Les indications de biopsie hépatique dépendent du type de pathologie et doivent obéir à une logique d’évaluation des bénéfices par rapport aux risques encourus. En effet, ce geste n’est pas anodin et peut engendrer des complications, parfois graves, comme le décès du patient. Dans le cadre du carcinome hépatocellulaire (CHC), cancer primitif du foie le plus fréquent, cet acte n’est pas systématique (1). En effet, l’enjeu majeur est le diagnostic de certitude de la malignité et, sous certaines conditions, l’imagerie médicale permet de faire le diagnostic de CHC de façon non invasive avec une excellente spécificité. D’un autre côté, l’histologie apporte des informations pronostiques et théranostiques susceptibles d’adapter au mieux la prise en charge individuelle.

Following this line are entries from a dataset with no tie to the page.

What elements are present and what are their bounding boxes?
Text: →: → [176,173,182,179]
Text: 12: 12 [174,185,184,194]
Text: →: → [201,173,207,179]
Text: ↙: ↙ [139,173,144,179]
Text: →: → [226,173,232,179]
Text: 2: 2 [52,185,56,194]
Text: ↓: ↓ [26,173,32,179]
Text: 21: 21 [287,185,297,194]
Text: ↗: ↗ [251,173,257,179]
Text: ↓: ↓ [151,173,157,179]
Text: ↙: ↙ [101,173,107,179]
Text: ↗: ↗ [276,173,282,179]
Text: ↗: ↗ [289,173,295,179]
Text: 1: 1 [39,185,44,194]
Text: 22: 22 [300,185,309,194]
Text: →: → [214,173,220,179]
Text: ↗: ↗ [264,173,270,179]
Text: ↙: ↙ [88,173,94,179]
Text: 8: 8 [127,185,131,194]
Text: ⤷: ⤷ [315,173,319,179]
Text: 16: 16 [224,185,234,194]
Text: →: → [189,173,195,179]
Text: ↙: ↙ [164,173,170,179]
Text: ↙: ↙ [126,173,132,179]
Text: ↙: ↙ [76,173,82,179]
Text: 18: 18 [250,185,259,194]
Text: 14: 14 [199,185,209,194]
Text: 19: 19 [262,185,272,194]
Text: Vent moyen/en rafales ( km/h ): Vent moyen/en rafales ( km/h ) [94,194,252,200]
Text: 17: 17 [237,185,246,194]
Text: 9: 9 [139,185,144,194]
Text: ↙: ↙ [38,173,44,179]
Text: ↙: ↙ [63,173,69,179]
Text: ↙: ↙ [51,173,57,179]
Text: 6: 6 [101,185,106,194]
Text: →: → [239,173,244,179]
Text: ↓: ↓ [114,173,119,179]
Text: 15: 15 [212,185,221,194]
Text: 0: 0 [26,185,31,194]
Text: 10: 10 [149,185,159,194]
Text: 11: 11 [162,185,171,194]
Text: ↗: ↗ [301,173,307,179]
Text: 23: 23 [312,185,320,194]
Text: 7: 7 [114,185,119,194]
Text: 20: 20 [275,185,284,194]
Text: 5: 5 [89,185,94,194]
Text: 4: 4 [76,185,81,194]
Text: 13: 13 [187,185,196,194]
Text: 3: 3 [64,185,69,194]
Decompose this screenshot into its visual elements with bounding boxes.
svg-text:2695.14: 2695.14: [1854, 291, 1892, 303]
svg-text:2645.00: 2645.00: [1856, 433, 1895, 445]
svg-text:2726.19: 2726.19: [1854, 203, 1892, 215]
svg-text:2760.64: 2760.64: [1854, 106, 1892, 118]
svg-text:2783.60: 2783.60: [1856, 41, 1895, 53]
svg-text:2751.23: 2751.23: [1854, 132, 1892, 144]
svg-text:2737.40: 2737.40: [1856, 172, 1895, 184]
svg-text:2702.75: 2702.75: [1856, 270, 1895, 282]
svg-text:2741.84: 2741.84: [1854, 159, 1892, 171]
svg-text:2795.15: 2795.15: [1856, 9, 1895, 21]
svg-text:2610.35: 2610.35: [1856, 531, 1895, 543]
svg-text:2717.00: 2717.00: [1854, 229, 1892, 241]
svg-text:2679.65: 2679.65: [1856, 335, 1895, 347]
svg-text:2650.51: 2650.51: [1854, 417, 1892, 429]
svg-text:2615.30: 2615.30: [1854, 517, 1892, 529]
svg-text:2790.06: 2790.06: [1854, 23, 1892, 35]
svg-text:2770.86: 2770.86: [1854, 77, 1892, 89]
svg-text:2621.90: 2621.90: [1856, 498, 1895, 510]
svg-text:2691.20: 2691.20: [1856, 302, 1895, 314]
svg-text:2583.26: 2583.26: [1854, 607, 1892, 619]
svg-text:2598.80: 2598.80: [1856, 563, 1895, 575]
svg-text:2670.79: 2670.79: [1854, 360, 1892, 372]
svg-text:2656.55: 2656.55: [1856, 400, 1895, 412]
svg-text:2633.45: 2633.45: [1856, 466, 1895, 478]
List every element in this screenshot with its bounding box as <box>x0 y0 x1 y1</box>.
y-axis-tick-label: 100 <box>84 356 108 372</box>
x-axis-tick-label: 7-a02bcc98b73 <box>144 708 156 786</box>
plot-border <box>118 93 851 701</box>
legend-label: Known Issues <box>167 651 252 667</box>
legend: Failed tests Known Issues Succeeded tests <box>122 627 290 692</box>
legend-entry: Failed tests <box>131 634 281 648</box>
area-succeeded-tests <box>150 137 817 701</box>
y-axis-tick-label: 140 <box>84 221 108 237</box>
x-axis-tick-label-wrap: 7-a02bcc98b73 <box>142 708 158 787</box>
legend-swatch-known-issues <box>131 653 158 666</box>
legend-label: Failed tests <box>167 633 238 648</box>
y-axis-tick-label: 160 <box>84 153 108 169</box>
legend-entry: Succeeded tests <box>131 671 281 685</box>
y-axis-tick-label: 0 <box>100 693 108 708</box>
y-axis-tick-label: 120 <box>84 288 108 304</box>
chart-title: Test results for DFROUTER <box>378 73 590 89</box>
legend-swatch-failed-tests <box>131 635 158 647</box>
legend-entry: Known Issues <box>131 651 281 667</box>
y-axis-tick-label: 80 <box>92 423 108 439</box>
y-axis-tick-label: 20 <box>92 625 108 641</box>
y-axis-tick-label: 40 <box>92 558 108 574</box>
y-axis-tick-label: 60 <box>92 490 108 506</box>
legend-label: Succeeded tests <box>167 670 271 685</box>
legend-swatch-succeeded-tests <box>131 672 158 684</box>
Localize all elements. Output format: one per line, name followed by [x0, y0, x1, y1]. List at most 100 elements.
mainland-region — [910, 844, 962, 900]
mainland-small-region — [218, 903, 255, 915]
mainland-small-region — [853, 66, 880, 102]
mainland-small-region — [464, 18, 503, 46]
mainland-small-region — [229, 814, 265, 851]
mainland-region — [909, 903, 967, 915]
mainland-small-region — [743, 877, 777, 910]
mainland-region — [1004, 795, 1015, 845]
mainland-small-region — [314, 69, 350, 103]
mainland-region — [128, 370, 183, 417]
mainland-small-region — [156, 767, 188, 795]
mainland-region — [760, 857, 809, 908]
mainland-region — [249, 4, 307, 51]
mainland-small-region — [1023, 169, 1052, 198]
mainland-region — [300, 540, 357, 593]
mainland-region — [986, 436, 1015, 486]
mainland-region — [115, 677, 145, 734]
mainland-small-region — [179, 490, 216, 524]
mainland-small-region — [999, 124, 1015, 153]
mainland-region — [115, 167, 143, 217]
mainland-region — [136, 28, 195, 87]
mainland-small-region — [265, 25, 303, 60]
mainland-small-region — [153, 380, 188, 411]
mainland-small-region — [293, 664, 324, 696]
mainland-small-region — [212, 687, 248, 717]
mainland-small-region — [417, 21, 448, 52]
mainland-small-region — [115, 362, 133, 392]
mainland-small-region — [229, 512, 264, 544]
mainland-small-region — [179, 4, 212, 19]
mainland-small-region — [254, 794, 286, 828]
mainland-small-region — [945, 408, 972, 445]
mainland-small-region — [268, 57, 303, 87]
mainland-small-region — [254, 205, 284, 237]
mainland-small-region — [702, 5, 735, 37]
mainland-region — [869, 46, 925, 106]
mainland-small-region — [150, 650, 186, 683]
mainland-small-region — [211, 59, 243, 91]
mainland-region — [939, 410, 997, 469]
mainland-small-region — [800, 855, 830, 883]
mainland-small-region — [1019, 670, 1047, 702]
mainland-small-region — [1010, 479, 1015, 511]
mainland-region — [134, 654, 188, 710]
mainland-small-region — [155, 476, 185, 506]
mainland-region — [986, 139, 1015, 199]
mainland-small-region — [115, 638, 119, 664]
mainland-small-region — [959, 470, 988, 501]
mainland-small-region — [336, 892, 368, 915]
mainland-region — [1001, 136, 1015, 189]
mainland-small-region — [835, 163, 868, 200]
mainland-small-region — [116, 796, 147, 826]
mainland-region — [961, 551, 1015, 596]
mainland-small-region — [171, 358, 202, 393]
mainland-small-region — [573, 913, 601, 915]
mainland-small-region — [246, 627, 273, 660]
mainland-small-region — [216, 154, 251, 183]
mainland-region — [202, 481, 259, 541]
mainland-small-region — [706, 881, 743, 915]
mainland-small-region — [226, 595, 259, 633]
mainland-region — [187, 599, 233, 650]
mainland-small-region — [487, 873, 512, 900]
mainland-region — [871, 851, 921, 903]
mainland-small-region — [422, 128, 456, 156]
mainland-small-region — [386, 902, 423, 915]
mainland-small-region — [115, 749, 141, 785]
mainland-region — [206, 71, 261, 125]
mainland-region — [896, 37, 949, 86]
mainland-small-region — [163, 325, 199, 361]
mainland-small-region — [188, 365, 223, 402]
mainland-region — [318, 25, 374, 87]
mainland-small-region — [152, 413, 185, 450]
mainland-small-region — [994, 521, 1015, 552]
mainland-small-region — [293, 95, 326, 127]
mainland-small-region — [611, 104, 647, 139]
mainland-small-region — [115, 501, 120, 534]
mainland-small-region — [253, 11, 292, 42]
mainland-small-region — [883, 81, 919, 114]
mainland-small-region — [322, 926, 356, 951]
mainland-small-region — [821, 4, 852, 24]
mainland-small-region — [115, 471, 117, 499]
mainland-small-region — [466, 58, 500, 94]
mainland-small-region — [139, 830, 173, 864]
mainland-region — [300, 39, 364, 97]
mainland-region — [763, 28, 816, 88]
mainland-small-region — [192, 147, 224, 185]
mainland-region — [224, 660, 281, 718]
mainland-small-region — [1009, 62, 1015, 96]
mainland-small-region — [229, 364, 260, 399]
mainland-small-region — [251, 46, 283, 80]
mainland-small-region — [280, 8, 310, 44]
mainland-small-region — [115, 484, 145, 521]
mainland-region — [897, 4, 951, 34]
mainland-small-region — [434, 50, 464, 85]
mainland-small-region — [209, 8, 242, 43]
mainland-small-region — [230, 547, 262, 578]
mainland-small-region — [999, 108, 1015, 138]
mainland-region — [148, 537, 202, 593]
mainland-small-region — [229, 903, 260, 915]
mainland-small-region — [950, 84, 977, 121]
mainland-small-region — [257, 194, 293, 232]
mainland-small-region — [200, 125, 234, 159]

Cependant, des difficultés subsistent et la réalité clinique n’est pas si simple dans l’établissement de diagnostic. On peut citer notamment les doutes qui peuvent apparaître entre les nodules régénératifs et les CHC très différenciés, et le diagnostic différentiel parfois difficile entre CHC et cholangiocarcinome ou hepato-cholangiocacinome, tumeurs dont le traitement est différent. La difficulté de diagnostic est d’autant plus grande que le nodule est petit. La décision de biopsie en routine dépendra donc de plusieurs facteurs incluant les niveaux de risque du geste (cirrhose décompensée, troubles de la coagulation..) d’une part et d’incertitude du diagnostic radiologique, particulièrement fréquent pour les tumeurs de petite taille, d’autre part. Le diagnostic formel reste primordial, car il conditionne des choix aussi importants que l’éligibilité à la transplantation (2).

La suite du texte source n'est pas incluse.